Unless you have Irish roots or have visited Ireland, you probably won’t have heard of the Claddagh ring (if you fall into neither of those categories but own a Claddagh ring, then consider yourself an honorary irish person!). This beautiful little ring is full of meaning, tradition and romance, and makes a really great alternative to the standard diamond engagement ring -and no, there are no shamrocks, leprechauns or pints of Guinness involved. Keep reading to find out all about this Irish beauty.
What is Claddagh?
Claddagh is now a suburb of the city of Galway, which sits on Ireland’s west coast on the shores of the Atlantic ocean. Up until the mid-20th century however it was a village in its own right, away from the boundaries of the city and with a separate heritage, culture and way of living too. Claddagh had a centuries old tradition of fishing. It was the livelihood and centre of the universe for every family in the village; in fact, it was seen as the ultimate taboo to farm land or do any other kind of work not related to fishing. The men of the village would set out in traditional boats called ‘hookers’ to catch fish from Galway Bay, and the women would prepare them and take them into the city to sell.

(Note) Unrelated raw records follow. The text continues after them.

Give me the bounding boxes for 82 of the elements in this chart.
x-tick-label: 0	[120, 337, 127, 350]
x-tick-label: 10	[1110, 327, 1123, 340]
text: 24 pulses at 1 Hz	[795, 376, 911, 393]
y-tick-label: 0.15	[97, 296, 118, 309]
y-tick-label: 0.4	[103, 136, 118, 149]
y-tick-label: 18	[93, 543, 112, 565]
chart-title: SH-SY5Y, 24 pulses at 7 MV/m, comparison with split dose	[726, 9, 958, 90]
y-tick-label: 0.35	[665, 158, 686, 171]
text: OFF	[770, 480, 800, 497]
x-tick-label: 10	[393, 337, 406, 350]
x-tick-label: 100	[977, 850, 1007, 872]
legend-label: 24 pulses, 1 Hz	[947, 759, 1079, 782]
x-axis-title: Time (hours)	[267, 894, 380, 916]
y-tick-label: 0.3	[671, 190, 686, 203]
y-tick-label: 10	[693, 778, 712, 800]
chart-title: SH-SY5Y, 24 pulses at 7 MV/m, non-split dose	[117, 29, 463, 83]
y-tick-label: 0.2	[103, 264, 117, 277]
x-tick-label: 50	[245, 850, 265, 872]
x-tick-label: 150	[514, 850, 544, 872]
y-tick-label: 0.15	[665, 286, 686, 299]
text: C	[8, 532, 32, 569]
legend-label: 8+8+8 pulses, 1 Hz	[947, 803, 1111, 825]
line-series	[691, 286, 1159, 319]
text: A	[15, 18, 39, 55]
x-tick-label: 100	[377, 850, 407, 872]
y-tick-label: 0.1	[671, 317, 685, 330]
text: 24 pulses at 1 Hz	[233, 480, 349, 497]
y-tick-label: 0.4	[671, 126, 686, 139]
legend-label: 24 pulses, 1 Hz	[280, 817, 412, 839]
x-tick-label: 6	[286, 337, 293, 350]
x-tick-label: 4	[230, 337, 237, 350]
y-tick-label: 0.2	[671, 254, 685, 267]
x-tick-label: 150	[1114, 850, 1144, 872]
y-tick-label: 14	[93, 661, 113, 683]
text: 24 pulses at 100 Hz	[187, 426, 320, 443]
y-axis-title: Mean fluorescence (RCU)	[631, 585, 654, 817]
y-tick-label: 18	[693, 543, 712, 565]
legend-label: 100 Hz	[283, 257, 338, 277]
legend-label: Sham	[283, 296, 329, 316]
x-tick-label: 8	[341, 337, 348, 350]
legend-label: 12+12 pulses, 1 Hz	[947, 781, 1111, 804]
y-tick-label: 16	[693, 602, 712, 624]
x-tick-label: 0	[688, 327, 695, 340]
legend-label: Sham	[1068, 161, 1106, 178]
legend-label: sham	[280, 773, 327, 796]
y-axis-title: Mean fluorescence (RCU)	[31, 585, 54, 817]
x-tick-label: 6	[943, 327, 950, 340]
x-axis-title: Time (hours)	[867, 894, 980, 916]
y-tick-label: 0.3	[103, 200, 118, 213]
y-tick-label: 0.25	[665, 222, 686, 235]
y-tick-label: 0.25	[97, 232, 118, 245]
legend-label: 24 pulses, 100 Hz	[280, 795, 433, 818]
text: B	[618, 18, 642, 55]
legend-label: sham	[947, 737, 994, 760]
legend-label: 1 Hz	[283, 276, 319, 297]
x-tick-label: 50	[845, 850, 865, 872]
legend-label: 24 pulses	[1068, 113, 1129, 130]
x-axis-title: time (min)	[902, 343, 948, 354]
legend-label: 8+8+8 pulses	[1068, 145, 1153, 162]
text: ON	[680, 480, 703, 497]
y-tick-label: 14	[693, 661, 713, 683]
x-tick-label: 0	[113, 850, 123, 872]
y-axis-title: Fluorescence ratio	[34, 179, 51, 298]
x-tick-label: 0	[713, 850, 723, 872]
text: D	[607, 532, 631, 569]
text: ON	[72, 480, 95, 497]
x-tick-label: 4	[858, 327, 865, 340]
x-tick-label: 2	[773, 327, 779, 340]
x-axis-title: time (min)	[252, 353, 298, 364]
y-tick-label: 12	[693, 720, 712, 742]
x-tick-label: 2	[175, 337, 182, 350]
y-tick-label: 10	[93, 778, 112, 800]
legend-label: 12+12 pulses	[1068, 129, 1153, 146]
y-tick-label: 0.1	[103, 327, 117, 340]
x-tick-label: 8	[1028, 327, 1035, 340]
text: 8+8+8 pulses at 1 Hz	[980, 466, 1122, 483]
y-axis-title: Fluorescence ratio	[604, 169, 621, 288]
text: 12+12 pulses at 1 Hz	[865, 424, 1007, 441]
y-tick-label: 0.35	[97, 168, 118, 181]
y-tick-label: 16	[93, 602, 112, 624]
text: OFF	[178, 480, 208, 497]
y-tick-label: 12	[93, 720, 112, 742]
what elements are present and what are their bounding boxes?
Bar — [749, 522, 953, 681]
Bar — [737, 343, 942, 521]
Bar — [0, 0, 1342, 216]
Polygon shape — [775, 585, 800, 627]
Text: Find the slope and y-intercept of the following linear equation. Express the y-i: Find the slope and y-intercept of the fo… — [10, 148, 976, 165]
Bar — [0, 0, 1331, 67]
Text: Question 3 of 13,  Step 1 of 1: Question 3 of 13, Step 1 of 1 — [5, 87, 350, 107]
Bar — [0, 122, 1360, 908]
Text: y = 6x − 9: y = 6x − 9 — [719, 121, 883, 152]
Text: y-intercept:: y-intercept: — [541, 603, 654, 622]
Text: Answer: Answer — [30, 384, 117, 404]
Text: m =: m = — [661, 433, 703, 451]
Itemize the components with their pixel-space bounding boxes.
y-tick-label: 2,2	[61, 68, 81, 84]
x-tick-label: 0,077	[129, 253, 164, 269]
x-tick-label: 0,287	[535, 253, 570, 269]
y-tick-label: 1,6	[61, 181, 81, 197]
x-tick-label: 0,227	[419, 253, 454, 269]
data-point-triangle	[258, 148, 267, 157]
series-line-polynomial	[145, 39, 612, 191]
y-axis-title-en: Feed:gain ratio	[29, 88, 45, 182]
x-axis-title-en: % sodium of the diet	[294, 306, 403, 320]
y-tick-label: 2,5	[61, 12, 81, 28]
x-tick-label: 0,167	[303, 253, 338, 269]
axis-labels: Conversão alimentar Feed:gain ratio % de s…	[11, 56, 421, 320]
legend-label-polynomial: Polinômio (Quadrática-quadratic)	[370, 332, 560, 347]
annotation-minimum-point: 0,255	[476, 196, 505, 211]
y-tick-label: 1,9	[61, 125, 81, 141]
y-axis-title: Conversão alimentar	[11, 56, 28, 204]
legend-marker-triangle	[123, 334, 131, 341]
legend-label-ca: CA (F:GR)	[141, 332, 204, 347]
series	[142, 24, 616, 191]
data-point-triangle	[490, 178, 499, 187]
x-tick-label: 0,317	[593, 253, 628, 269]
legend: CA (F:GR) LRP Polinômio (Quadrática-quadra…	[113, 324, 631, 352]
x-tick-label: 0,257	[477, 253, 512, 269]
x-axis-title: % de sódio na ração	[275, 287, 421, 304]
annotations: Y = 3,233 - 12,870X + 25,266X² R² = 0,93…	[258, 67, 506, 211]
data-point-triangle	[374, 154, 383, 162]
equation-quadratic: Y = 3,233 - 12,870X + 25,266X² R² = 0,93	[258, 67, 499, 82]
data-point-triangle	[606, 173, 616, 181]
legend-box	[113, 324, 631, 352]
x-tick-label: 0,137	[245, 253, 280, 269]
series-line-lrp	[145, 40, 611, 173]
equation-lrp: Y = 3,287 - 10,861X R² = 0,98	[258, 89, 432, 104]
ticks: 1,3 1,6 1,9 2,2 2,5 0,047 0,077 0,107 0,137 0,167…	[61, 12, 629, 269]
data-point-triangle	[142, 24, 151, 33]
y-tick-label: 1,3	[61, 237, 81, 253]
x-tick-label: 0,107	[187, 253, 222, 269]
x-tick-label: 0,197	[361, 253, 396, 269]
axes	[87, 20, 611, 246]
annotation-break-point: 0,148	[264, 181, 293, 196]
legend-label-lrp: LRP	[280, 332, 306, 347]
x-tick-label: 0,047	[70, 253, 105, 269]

Claddagh people kept many aspects of old Irish and Celtic culture alive in their community, which made them distinct from the rest of the more modern, gentrified Galway. They spoke only Gaelic, the women wore traditional tartan skirts and shawls, they had various old rituals and beliefs and they shunned most contact from people outside the Gaelic community, unless it was necessary for their work. They were even separated from the city by the waters of the bay, and would travel by boat to reach it rather than walk on land.
So What About the Ring?
Just one of the many traditions the Claddagh people had was a unique ring, worn by the fishermen as a mark of identification. Galway was a booming city and an important trading centre, so there was always fierce competition out on the bay between fishing boats. If one fisherman was able to show another his Claddagh ring, then they would know which one of them was invading the territory!
The ring has an unusual design; in the centre is a heart, which has a crown on top of it and is held by two hands. While the original designs of the ring were quite simplistic and probably made from metal or silver, over time it evolved and gold became common, with finer metalwork making each element more distinctive.
Each element on the ring has a different meaning. Although historians debate the accuracy of each (some say they refer to the three primary Celtic gods), the accepted version by jewellers and irish people alike is that the heart symbolises love, the hands friendship and the crown loyalty – all very important qualities to the people of Claddagh.
How Did it Become So Popular?
For many generations, the Claddagh ring was in the domain of fishermen only, and virtually unheard of outside of Galway. That all changed however when a Galway man named Richard Joyce returned to the city in 1689.
Joyce’s family were one of the rich and powerful tribes of Galway, and although he was born and raised in the city he ended up on a boat to the West Indies as an indentured servant in 1675. The ship was intercepted by pirates however, and instead he was brought to Tangiers. He became the slave of a wealthy goldsmith who made Joyce his apprentice. After learning his craft, he was eventually released after a decree from the King of England, and made his way home to Galway despite generous offers from his master to stay.
Back in Galway, he plied his trade as a goldsmith and quickly built up a powerful business. His most popular creation was, lo and behold, the Claddagh ring. Already a recognisable piece of jewellery in Galway, he perfected the design and is credited as its creator. Other jewellers began to use his original design and it’s still used today, although in more contemporary forms.
The Claddagh ring quickly became hugely popular throughout the rest of Ireland, and turned into a traditional gift for lovers, family and close friends. Given its symbolism and meaning, that’s no surprise.
Wearing a Claddagh Ring
There’s some traditional etiquette involved with wearing a Claddagh ring. If you’re in Ireland especially, this system still holds true and wearing it in a certain way could give some people the wrong idea! It’s all based around which hand you wear your ring on, and which direction you have it pointed.
The Claddagh ring is traditionally worn on the ring finger or middle finger (depending on what other rings you’re wearing). The left hand is the ‘romantic’ hand, and the right hand is the ‘friendly’ hand. So if you wear your ring on your left hand, it was given to you by a lover. If it’s on the right hand, it was given to you by a family member or close friend.
If the tip of the heart is pointing inwards towards your wrist, then you’re telling the world that the person who gave you the ring has your heart, and any potential suitors should just give up. If it’s pointing outwards towards your fingernail, then the relationship isn’t serious. So, basically:
- Left hand with heart pointing in = wearer is in a very serious romantic relationship
- Left hand with heart pointing out = wearer is in a not so serious romantic relationship
- Right hand with heart pointing in = wearer is single, ring was given by family or a close friend
- Right hand with heart pointing out = wearer is single, ring given by an acquaintance
Claddagh rings make excellent engagement ring alternatives, especially for brides with a connection to the Emerald Isle. Nowadays they’re available all over Ireland, on the internet, and even in many US or UK cities with large Irish populations.